Collaboration is one thing Lanegan does a lot of and, unsurprisingly, it's something he does pretty damn well. “Unless I was playing every instrument by myself like Prince, even records that have my name on them are collaborative. One of the things I enjoy about making music is working with others.”
It's something that's made easier when you have such talented friends. The guest list on Blues Funeral might not quite hit the heights of Lanegan's previous record Bubblegum (which boasted the likes of PJ Harvey, Josh Homme and Nick Oliveri of Queens Of The Stone Age, Greg Dulli and Guns N' Roses' Duff McKagan and Izzy Stradlin), but it's pretty impressive all the same.

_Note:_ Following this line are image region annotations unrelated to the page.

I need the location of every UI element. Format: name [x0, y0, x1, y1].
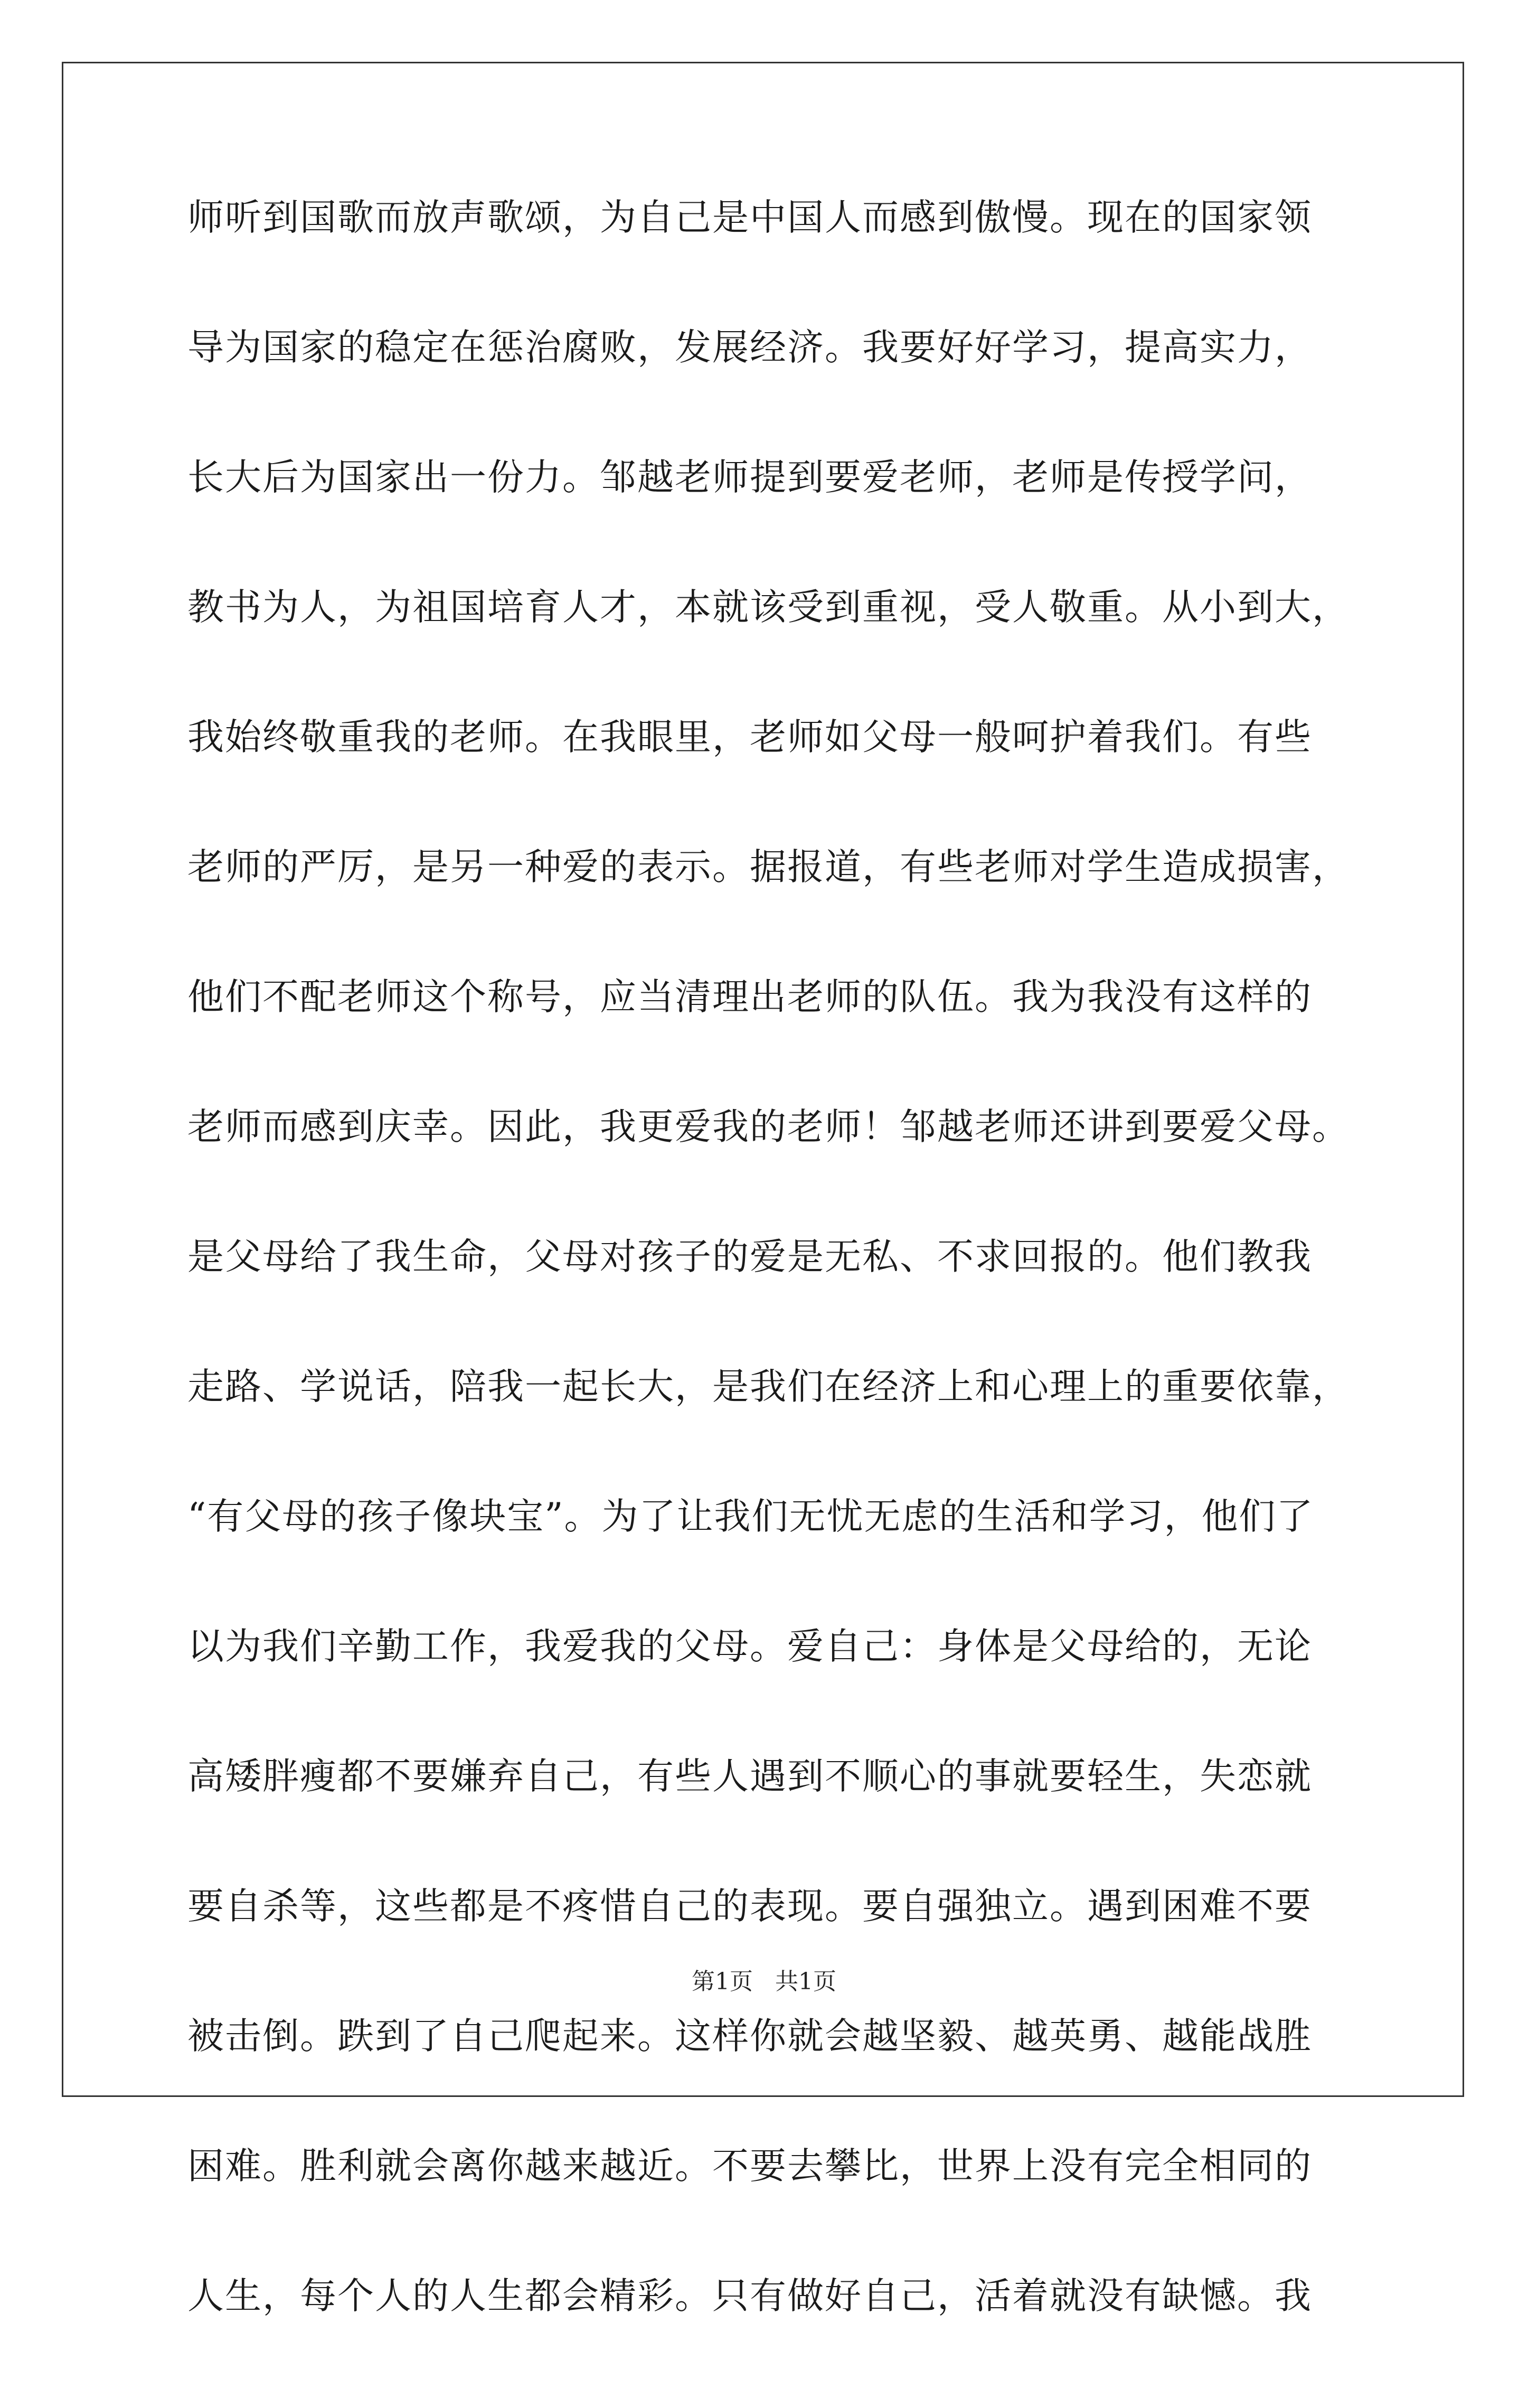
text-line: 要自杀等，这些都是不疼惜自己的表现。要自强独立。遇到困难不要 [187, 1885, 1312, 1927]
text-line: 高矮胖瘦都不要嫌弃自己，有些人遇到不顺心的事就要轻生，失恋就 [187, 1755, 1312, 1798]
text-line: 人生，每个人的人生都会精彩。只有做好自己，活着就没有缺憾。我 [187, 2275, 1312, 2317]
page-footer [0, 1969, 1528, 1995]
text-line: 师听到国歌而放声歌颂，为自己是中国人而感到傲慢。现在的国家领 [187, 196, 1312, 239]
text-line: 长大后为国家出一份力。邹越老师提到要爱老师，老师是传授学问， [187, 456, 1312, 498]
text-line: 我始终敬重我的老师。在我眼里，老师如父母一般呵护着我们。有些 [187, 716, 1312, 758]
text-line: 走路、学说话，陪我一起长大，是我们在经济上和心理上的重要依靠， [187, 1366, 1350, 1408]
text-line: 被击倒。跌到了自己爬起来。这样你就会越坚毅、越英勇、越能战胜 [187, 2015, 1312, 2057]
text-line: 困难。胜利就会离你越来越近。不要去攀比，世界上没有完全相同的 [187, 2145, 1312, 2187]
text-line: 教书为人，为祖国培育人才，本就该受到重视，受人敬重。从小到大， [187, 586, 1350, 628]
text-line: 老师而感到庆幸。因此，我更爱我的老师！邹越老师还讲到要爱父母。 [187, 1106, 1350, 1148]
current-page-label: 第1页 [692, 1968, 753, 1995]
text-line: 以为我们辛勤工作，我爱我的父母。爱自己：身体是父母给的，无论 [187, 1625, 1312, 1668]
text-line: 他们不配老师这个称号，应当清理出老师的队伍。我为我没有这样的 [187, 976, 1312, 1018]
text-line: 老师的严厉，是另一种爱的表示。据报道，有些老师对学生造成损害， [187, 846, 1350, 888]
text-line: “有父母的孩子像块宝”。为了让我们无忧无虑的生活和学习，他们了 [187, 1495, 1314, 1538]
text-line: 导为国家的稳定在惩治腐败，发展经济。我要好好学习，提高实力， [187, 326, 1312, 369]
total-pages-label: 共1页 [775, 1968, 836, 1995]
text-line: 是父母给了我生命，父母对孩子的爱是无私、不求回报的。他们教我 [187, 1236, 1312, 1278]
document-body [187, 196, 1350, 2408]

“I need not look any further than my circle of close friends to find a bunch of guys that I'd love to have on a record and they're usually guys that I've already been making music with, sometimes for a lot of years,” he says. “So, I knew that I wanted to have [Afghan Whigs'] Greg [Dulli] on something, I knew that I wanted to have Josh [Homme] on something, I knew that I wanted to have Chris Goss on something, so I specifically looked for places to have those guys and the same was true of everyone who was on the record, really. They were all guys that I wanted on the record and asked to play on it.”
Even though he knew he wanted them on the record, he wasn't thinking of how they could fit when writing the songs. “No, but I look for opportunities.” he says. “I look for the thing that might fit them the best. But when I'm writing I don't really think about anything other than just writing the song.”
As far as whether there's anyone he'd like to work with outside of his group of friends, a dream collaborator if you will, Lanegan acknowledges there are definitely a few, but draws a blank. “I get asked, maybe not this exact question, but some other question quite often, probably because I do a lot of collaborating,” he says. “I almost always go completely blank; it's like when people ask me what I'm listening to right now, I just absolutely have no idea. My answer is that I know there are a million people I'd love to work with if the opportunity presented itself.”
He's not one to over-think the power that collaboration has on his own writing skills, but he acknowledges that it is there. “Not that I can specifically give you an example, but I know – well I hope – that there's things that I learn from every project and I know that I'm taking something into the next one, whether it be another collaboration or a solo record or whatever,” he says. “The beauty of working with other people is that you get the opportunity to do things that you might not do left to your own devices and see things through somebody else's eyes and share a vision at the time.”
Likewise, he doesn't make much of the fact that it has been eight years since the last Mark Lanegan record was released. He's been busy and he's been enjoying himself and the only reason this album came to life was because he had nothing else to do. “Just because I did a lot of other things in the in-between years, made multiple records with some of those projects and did multiple tours with all of them and, you know, it really wasn't something I really gave a lot of thought to, making another Mark Lanegan record, because I was enjoying all of those other things,” he says. “But eventually the time came when I looked at my calendar and I didn't have anything happening and realised how much time had gone by. I didn't really intend for so much time to go by between them.”